Please note that the box can be so large that it will have more than 4 hashes (corners) assigned to it. I need to generate all hashes including the ones inside.
The dumb solution would be to start from x and y and increment both by 1 in a nested loop and add to std::set to ensure that each hash appear only once but this is extremely inefficient. I know there must be some better way to do it. I tried incrementing by bucketWidth but then it doesn't generate hashes for the rightmost side in some cases.
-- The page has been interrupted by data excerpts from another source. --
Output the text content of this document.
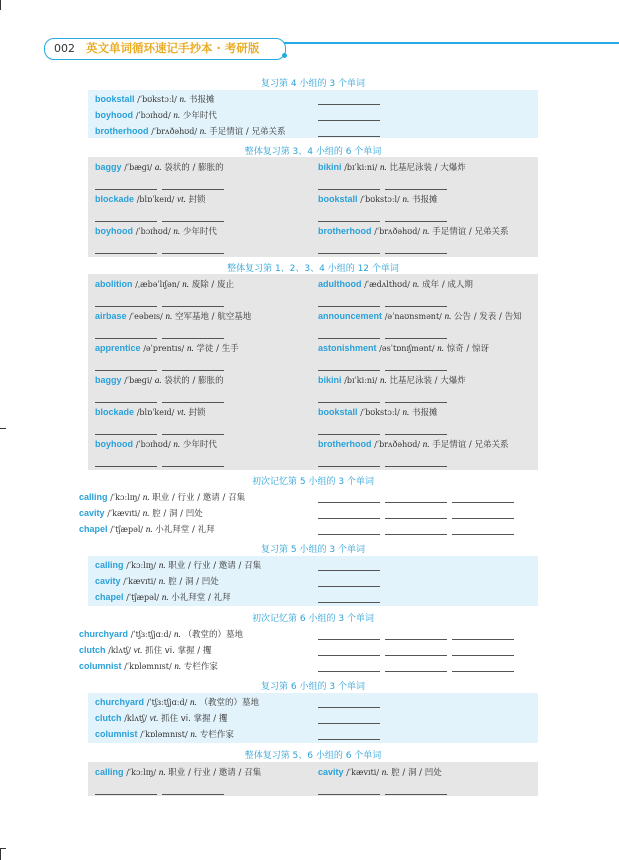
002 英文单词循环速记手抄本 · 考研版
复习第 4 小组的 3 个单词
bookstall /ˈbʊkstɔːl/ n. 书报摊
boyhood /ˈbɔɪhʊd/ n. 少年时代
brotherhood /ˈbrʌðəhʊd/ n. 手足情谊 / 兄弟关系
整体复习第 3、4 小组的 6 个单词
baggy /ˈbæɡi/ a. 袋状的 / 膨胀的	bikini /bɪˈkiːni/ n. 比基尼泳装 / 大爆炸
blockade /blɒˈkeɪd/ vt. 封锁	bookstall /ˈbʊkstɔːl/ n. 书报摊
boyhood /ˈbɔɪhʊd/ n. 少年时代	brotherhood /ˈbrʌðəhʊd/ n. 手足情谊 / 兄弟关系
整体复习第 1、2、3、4 小组的 12 个单词
abolition /ˌæbəˈlɪʃən/ n. 废除 / 废止	adulthood /ˈædʌlthʊd/ n. 成年 / 成人期
airbase /ˈeəbeɪs/ n. 空军基地 / 航空基地	announcement /əˈnaʊnsmənt/ n. 公告 / 发表 / 告知
apprentice /əˈprentɪs/ n. 学徒 / 生手	astonishment /əsˈtɒnɪʃmənt/ n. 惊奇 / 惊讶
baggy /ˈbæɡi/ a. 袋状的 / 膨胀的	bikini /bɪˈkiːni/ n. 比基尼泳装 / 大爆炸
blockade /blɒˈkeɪd/ vt. 封锁	bookstall /ˈbʊkstɔːl/ n. 书报摊
boyhood /ˈbɔɪhʊd/ n. 少年时代	brotherhood /ˈbrʌðəhʊd/ n. 手足情谊 / 兄弟关系
初次记忆第 5 小组的 3 个单词
calling /ˈkɔːlɪŋ/ n. 职业 / 行业 / 邀请 / 召集
cavity /ˈkævɪti/ n. 腔 / 洞 / 凹处
chapel /ˈtʃæpəl/ n. 小礼拜堂 / 礼拜
复习第 5 小组的 3 个单词
calling /ˈkɔːlɪŋ/ n. 职业 / 行业 / 邀请 / 召集
cavity /ˈkævɪti/ n. 腔 / 洞 / 凹处
chapel /ˈtʃæpəl/ n. 小礼拜堂 / 礼拜
初次记忆第 6 小组的 3 个单词
churchyard /ˈtʃɜːtʃjɑːd/ n. （教堂的）墓地
clutch /klʌtʃ/ vt. 抓住 vi. 掌握 / 攫
columnist /ˈkɒləmnɪst/ n. 专栏作家
复习第 6 小组的 3 个单词
churchyard /ˈtʃɜːtʃjɑːd/ n. （教堂的）墓地
clutch /klʌtʃ/ vt. 抓住 vi. 掌握 / 攫
columnist /ˈkɒləmnɪst/ n. 专栏作家
整体复习第 5、6 小组的 6 个单词
calling /ˈkɔːlɪŋ/ n. 职业 / 行业 / 邀请 / 召集	cavity /ˈkævɪti/ n. 腔 / 洞 / 凹处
The closest I got is this:
std::vector<int> getOccupiedBucketIds(const cv::Rect& rect)
{
std::vector<int> occupiedBucketIds;
auto xIncrement = rect.width < bucketWidth ? rect.width : bucketWidth ;
auto yIncrement = rect.height < bucketWidth ? rect.height : bucketWidth ;
for (auto x = rect.x; x <= rect.x + rect.width; x += xIncrement)
{
for (auto y = rect.y; y <= rect.y + rect.width; y += yIncrement)
{
occupiedBucketIds.push_back(generateHash(x, y, bucketWidth , cellsPerSide));
}
}
return occupiedBucketIds;
}
This however leaves the following case unsolved when rect.width%bucketWidth > 0:

Answer
You want something like this:
std::vector<hash_t> hashes;
for(double yi=y+bucket_width/2;yi<ymax;yi+=bucket_width)
for(double xi=x+bucket_width/2;xi<xmax;xi+=bucket_width)
hashes.push_back(generateHash(xi,yi,bucket_width,buckets_per_side));
You're not getting the rightmost edge because you are using floating-point mathematics. That is, when you are calculating numbers close to the edges of cells they may be slightly smaller, or slightly larger, than you would expect.
The solution is to instead calculate the locations of the centers of cells, which are far away from the edges.